From the Mixed-Up Files of Mrs. Basil E. Frankweiler/Headscratchers

Everything About Fiction You Never Wanted to Know.


  • There is this one two-page picture that is a Everybody Remembers the Stripper Moment. It consisted of the two main characters wading naked in a inches deep fountain (Barbie Doll Anatomy was involved) with statues of Cupid around. And for some reason, as far as I know, Rule 34 hadn't got to this yet, and the critics never even mention this! It was the only two-page picture, the only! BANG BANG BANG. This bothered me so much that I had to complain even though the page doesn't exist yet.

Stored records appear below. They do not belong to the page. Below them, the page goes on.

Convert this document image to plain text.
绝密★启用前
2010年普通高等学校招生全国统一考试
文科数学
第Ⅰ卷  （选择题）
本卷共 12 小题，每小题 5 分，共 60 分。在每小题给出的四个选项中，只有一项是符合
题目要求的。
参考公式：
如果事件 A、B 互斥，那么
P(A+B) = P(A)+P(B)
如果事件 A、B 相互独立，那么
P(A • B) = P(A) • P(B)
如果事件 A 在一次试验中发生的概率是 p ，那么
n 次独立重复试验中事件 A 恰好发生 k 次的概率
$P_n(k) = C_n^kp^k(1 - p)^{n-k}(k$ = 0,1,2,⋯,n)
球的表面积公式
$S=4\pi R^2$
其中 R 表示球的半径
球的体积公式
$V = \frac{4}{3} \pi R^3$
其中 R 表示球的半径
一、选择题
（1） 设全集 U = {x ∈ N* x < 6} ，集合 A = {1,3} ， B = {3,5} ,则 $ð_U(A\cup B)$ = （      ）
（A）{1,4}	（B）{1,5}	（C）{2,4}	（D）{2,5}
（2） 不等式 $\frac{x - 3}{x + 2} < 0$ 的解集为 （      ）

    • What's wrong with it? It clearly wasn't supposed to be sexual in nature (thank God), and taking a quick glance at my own copy, I find that the illustration in question happens right around the midpoint of the book, which is the perfect spot for a two-page illustration--in other words, the only reason that scene got a two-page illustration is because it coincidentally happened around the middle of the story. If another scene had fallen there, that scene would have gotten it instead. Given that E. L. Konigsburg did the illustrations herself, I seriously doubt that the intent was to give pervs fapping material. In short: Dude, lighten up, it's a kids' book. I'm honestly a little disturbed that you're getting so worked up about it.
    • The book was written in the 1970s (if memory serves) and that was about a decade before Hunt the Pedo became a national pastime. This troper has read the book, and there's nothing at all sexual going on.
      • It was written before that, since it won its Newbery in 1968.